Um célebre poeta polaco, em
versos que parecem dançar com o vento, descreveu uma floresta encantada de sua
terra natal. Imaginou que as aves e os animais ali nascidos, quando sentiam o
sopro final da vida, voavam ou corriam, mesmo de terras longínquas, para
expirar à sombra das árvores do imenso bosque onde vieram ao mundo.
Não há imagem mais delicada e
profunda para expressar o amor pela terra natal, esse laço invisível que nos
prende ao lugar onde nossas raízes primeiro se firmaram.
Todos carregamos um pedaço de
terra no coração. Nossa origem é mais que um ponto no mapa; é o alicerce da
nossa história, o palco dos primeiros sonhos, o eco das vozes que nos
embalaram.
Um coração sem amor pela terra
natal é como um campo seco, onde espinhos crescem em abundância, mas nenhuma
flor desabrocha para suavizar sua aridez.
Poderia existir, porventura,
alguém com a alma tão endurecida, tão desprovida de sentimento, que não
sentisse pulsar em si o amor pelo lugar onde nasceu?

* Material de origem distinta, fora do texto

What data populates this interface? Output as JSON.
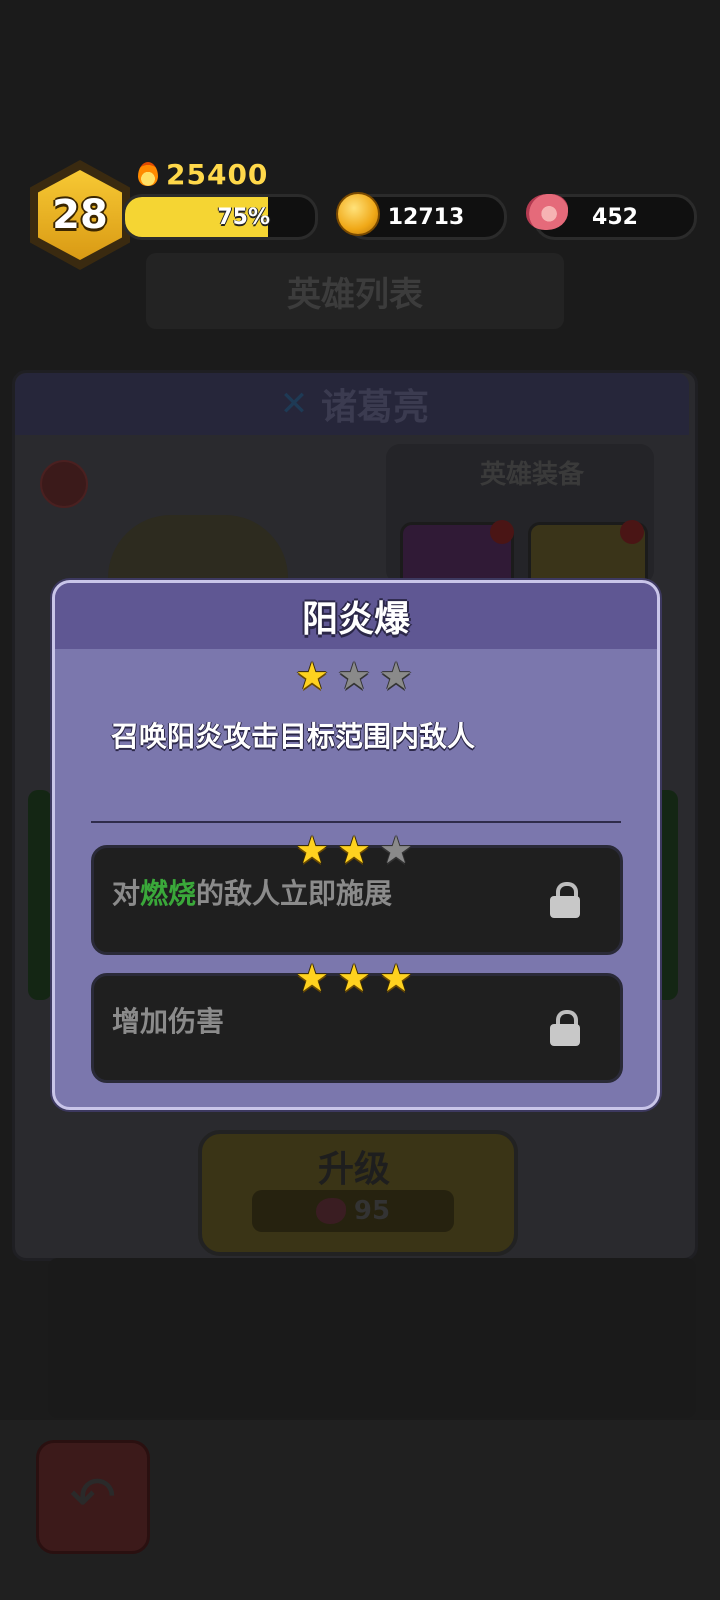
{
  "hud": {
    "level": "28",
    "power": "25400",
    "xp_percent_label": "75%",
    "xp_fraction": 0.75,
    "coins": "12713",
    "meat": "452"
  },
  "background": {
    "title": "英雄列表",
    "hero_name": "诸葛亮",
    "equip_label": "英雄装备",
    "upgrade_label": "升级",
    "upgrade_cost": "95"
  },
  "dialog": {
    "title": "阳炎爆",
    "current_stars": 1,
    "description": "召唤阳炎攻击目标范围内敌人",
    "perks": [
      {
        "stars": 2,
        "text_prefix": "对",
        "text_highlight": "燃烧",
        "text_suffix": "的敌人立即施展",
        "locked": true
      },
      {
        "stars": 3,
        "text_prefix": "增加伤害",
        "text_highlight": "",
        "text_suffix": "",
        "locked": true
      }
    ]
  },
  "colors": {
    "dialog_bg": "#7b77ad",
    "dialog_header": "#5f5793",
    "star_gold": "#ffd21f",
    "star_gray": "#8a8a8a",
    "highlight_green": "#3aa83a"
  },
  "icons": {
    "power": "flame-icon",
    "coins": "gold-coin-icon",
    "meat": "meat-icon",
    "lock": "lock-icon",
    "back": "back-arrow-icon",
    "search": "search-icon"
  }
}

Depois dos pais, que acolhem
nosso primeiro grito, é o solo pátrio que recebe nossos primeiros passos. Esse
duplo acolhimento — dos braços maternos e da terra firme — cria um vínculo
eterno, um dar e receber que molda quem somos.
Entre todos os cantos do
mundo, o coração sempre distingue, com uma ternura singular, o torrão onde a
vida começou. Seja ele humilde, esquecido, castigado pelo tempo ou pelas
intempéries, esse pedaço de chão permanece sagrado.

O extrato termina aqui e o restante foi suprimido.